The current surge of illegal immigration is unprecedented. The House Judiciary reported in October 2024 that 5.6 million illegals had been released into the country since January 2021. Over the same period, Census Bureau data shows that the number of immigrant-headed households rose by 2.4 million, with perhaps 1.4 million of the increase due to illegal immigration.

Eric Finnigan, VP of demographics research at John Burns Research and Consulting, noted that this recent immigration surge will have a long-term effect on the rental housing market.

“Without better housing incentives and supply expansion, immigration-driven demand will continue to strain affordability,” said Steven A. Camarota, director of the Research
Center for Immigration Studies, during a U.S. House Oversight and Accountability Committee hearing on September 25, 2024.

Housing supply isn’t keeping up with population growth. Rents rise when there aren’t enough homes being built to meet demand. The recent apartment construction tsunami over the past few years has put downward pressure on rents, even though demand has remained high.

These insights highlight the urgent need for policies that balance the demand from incoming populations with strategies to expand housing supply for all residents.

Labor, Skills, and Policy Solutions

While the availability of skilled labor is an ongoing concern in construction, attributing housing slowdowns to deportations is a stretch. From 2020 to 2024, deportations remained high, yet apartment construction surged to a 50-year high, driven by demand and accessible financing. See chart below:

As interest rates rose and financing tightened, new starts slowed—but not due to labor shortages. If mass deportations directly impacted development, the industry would have seen signs of it earlier.

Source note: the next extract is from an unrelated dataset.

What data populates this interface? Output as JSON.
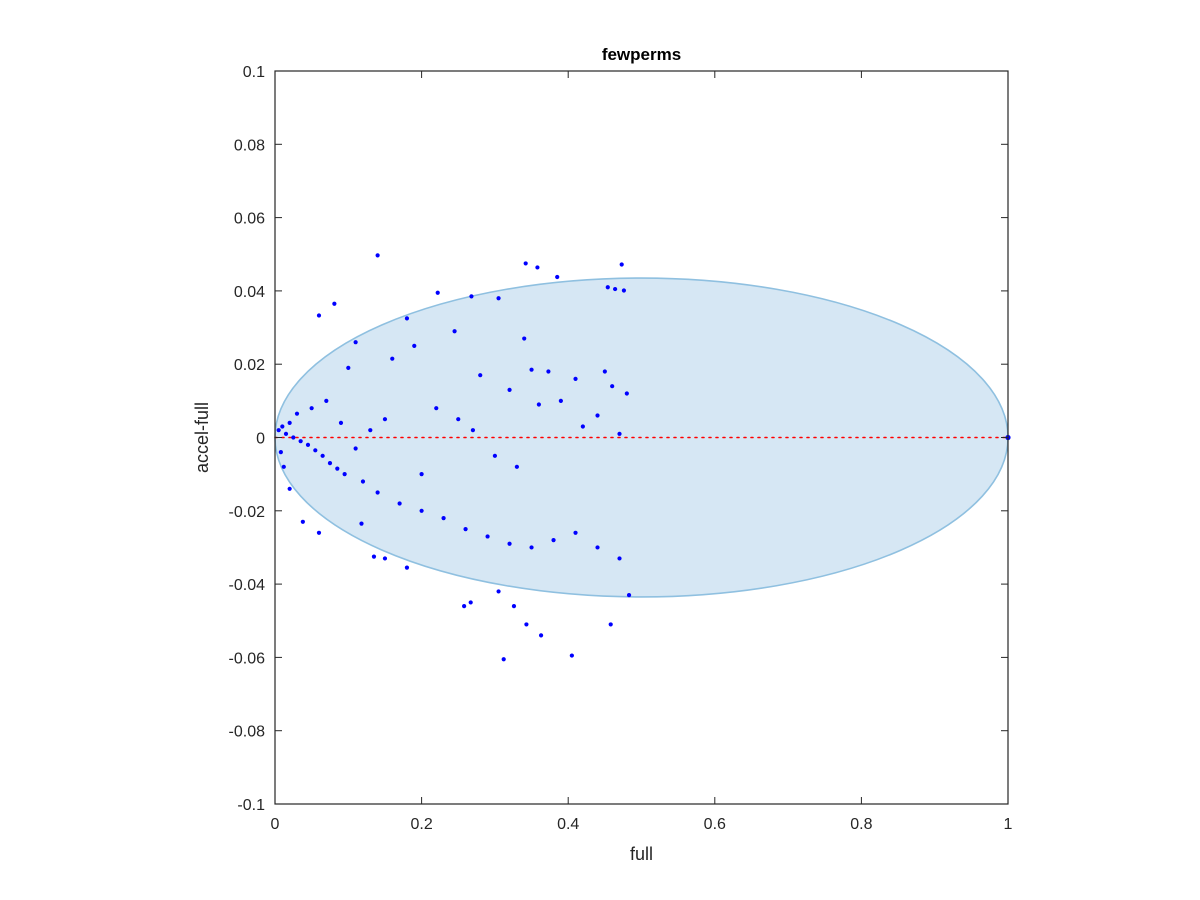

This raises a larger issue: a stable labor force is not just about numbers—it’s about skills.
“I don’t talk about worker shortages so much because I don’t think it’s really about a worker shortage. It’s about a skills shortage, a skilled worker shortage,” said Anirban Basu, chief economist for Associated Builders and Contractors, emphasizing that while there may be an influx of undocumented workers, many lack the specialized skills required by the U.S. construction industry.

These skills are also essential to meet financing and insurance requirements. Hiring unlicensed contractors without the necessary skills can result in subpar workmanship and project abandonment. And, companies caught knowingly employing undocumented workers can face federal fines of up to $10,000 per violation, according to U.S. Immigration Services.

An Aging Workforce & the Need for Trades

Another major factor affecting housing availability beyond immigration and policy challenges is America’s aging workforce.

• Fewer young professionals are entering the trades, leading to a skills gap that impacts construction timelines and costs.

• Older workers are retiring, further shrinking the labor pool at a time when housing demand remains high.

The National Association of Home Builders acknowledges that expanding training programs and promoting careers in the skilled trades is essential to stabilizing the workforce and ensuring long-term housing development capacity. Housing solutions should focus on supply, incentives, and workforce stability rather than political debates that shift focus away from real policy solutions.

Bottom line: The real solution isn’t found in immigration debates alone—it’s in a long-term strategy to expand rental housing supply, train more skilled workers, and enact policies that ensure immigration levels align with market capacity.